Yo era bello. Muy bello. Tenía
dinero, mujeres y cabello a granel, hasta aquel aciago día en el que descubrí
esta barbería en Vista Alegre.
Un atlético y apuesto joven
con pinta de mayordomo italiano me ofreció coñac de una botella añeja.
Giuseppe, así se llama este joven quien recibe a los incautos en la barbería
Highlander.
Las dos damas, Zulma y
Milagros, tijeras en mano, traían bizcos a los hombres ante tanto erotismo. Al
afeitarlos, impúdicamente acercaban sus dos enormes cocos a los rostros de sus
clientes. Luego, al ir hacia el lavamanos, dejaban expuestos los pompis más
perfectos que hombre alguno haya podido ver. Aquello parecía un ballet de
lujuria, carne, tijeras, navajas, cocos y pelos al aire.
Me senté en una mullida silla
tapizada en sensual terciopelo rojo. Entusiasmadísimo esperé mi turno.
Giuseppe, el adonis italiano,
amablemente me sirvió otro coñac. La espera se hizo larga. Deseaba ser la
siguiente víctima de estos monumentos.
De pronto, en perfecto
italiano, un señor bajito entró cantando La Donna è Mobile. Sus ojos,
inyectados en sangre, estaban enmarcados sobre espeluznantes ojeras. Su mano
derecha era peluda y blandía con pericia una afilada navaja. Con la izquierda,
sostenía un frasco con un líquido rojo. Su mirada se clavó en mí, y con la
intimidante voz de Marlon Brandon como Don Vito Corleone en El Padrino,
ordenó:
—¡Que pase el otro!
Giuseppe me arrojó a la silla
del barbero. Parecía la silla eléctrica.
—Domingo Bianco, así me llamo.
—Señor Domingo –susurré
aterrado– a mí me gustaría…
—¡Silencio! –sentenció
colocando su navaja en mi garganta–. Aquí, a quien tiene que gustarle algo es a
mí.
Y con demencia me echó tijera
y navaja mientras me mojaba con un adictivo líquido rojo. En el suelo, vi
pedacitos de lóbulos de orejas y una que otra verruga sangrante.

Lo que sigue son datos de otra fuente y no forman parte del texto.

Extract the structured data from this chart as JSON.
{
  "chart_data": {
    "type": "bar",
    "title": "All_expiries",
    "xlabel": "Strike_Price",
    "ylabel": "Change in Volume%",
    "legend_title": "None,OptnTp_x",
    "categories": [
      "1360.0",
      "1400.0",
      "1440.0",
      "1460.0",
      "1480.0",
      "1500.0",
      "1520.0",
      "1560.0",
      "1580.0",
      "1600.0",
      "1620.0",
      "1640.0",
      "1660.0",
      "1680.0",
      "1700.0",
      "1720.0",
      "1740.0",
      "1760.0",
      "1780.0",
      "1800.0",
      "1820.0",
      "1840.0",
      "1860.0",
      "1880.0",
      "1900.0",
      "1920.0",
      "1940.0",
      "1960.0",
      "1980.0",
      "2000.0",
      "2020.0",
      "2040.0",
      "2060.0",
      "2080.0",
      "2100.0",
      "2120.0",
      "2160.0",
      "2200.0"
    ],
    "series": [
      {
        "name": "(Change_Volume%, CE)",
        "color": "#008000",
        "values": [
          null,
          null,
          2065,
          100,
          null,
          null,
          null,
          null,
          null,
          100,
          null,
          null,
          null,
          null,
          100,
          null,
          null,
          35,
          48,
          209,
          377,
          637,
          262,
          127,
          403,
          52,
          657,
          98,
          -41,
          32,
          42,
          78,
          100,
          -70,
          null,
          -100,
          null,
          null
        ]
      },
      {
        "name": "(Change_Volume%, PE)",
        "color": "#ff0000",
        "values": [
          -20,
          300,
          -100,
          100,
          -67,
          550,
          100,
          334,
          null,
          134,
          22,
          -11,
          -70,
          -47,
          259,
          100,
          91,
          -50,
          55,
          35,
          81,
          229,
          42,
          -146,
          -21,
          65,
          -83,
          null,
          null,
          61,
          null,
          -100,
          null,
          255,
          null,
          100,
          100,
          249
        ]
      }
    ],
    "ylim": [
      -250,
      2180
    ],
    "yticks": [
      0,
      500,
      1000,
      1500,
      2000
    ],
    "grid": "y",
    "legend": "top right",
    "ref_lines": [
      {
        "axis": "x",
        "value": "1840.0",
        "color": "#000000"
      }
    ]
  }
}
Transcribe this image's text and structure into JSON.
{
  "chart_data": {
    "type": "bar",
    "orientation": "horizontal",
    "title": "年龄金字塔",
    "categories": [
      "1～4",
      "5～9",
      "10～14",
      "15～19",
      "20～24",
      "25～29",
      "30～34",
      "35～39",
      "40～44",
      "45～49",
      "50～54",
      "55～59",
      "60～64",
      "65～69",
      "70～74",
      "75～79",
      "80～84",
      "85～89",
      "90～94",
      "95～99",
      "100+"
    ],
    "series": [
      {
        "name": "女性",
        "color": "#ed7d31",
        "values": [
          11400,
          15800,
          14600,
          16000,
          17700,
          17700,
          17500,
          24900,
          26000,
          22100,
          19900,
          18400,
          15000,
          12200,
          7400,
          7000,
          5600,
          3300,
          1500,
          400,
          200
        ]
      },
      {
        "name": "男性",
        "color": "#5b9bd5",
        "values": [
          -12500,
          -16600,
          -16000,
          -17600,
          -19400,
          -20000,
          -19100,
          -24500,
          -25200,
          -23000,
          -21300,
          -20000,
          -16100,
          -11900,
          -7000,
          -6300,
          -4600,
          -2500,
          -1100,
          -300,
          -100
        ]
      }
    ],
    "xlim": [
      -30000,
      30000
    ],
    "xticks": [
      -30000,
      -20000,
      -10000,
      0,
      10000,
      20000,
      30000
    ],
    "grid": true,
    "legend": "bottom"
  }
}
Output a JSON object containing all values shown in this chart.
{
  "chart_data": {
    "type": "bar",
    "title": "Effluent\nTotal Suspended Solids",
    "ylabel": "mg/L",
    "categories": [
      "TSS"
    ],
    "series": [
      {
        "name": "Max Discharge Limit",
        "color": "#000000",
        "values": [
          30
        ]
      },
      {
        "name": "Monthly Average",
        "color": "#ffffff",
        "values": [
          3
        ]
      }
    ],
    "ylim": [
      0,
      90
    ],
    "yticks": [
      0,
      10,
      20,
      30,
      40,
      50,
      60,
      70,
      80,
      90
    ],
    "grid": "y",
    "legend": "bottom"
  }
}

Domingo puso un espejo detrás
de mi cabeza y casi me desmayo ante el desmán que hizo.
Giuseppe y las barberas, reían
como poseídos. Corrí a la calle.
Por culpa del barbero loco de
Vista Alegre, soy un hombre feo, calvo, limpio y sin mujeres. Me dediqué a la
bebida y a apostar a los caballos. Me hice adicto al misterioso líquido rojo y
no puedo dejar de ir a esa barbería.
¡Qué ironía! Por cortarme el
cabello, mi vida se ha puesto muy peluda.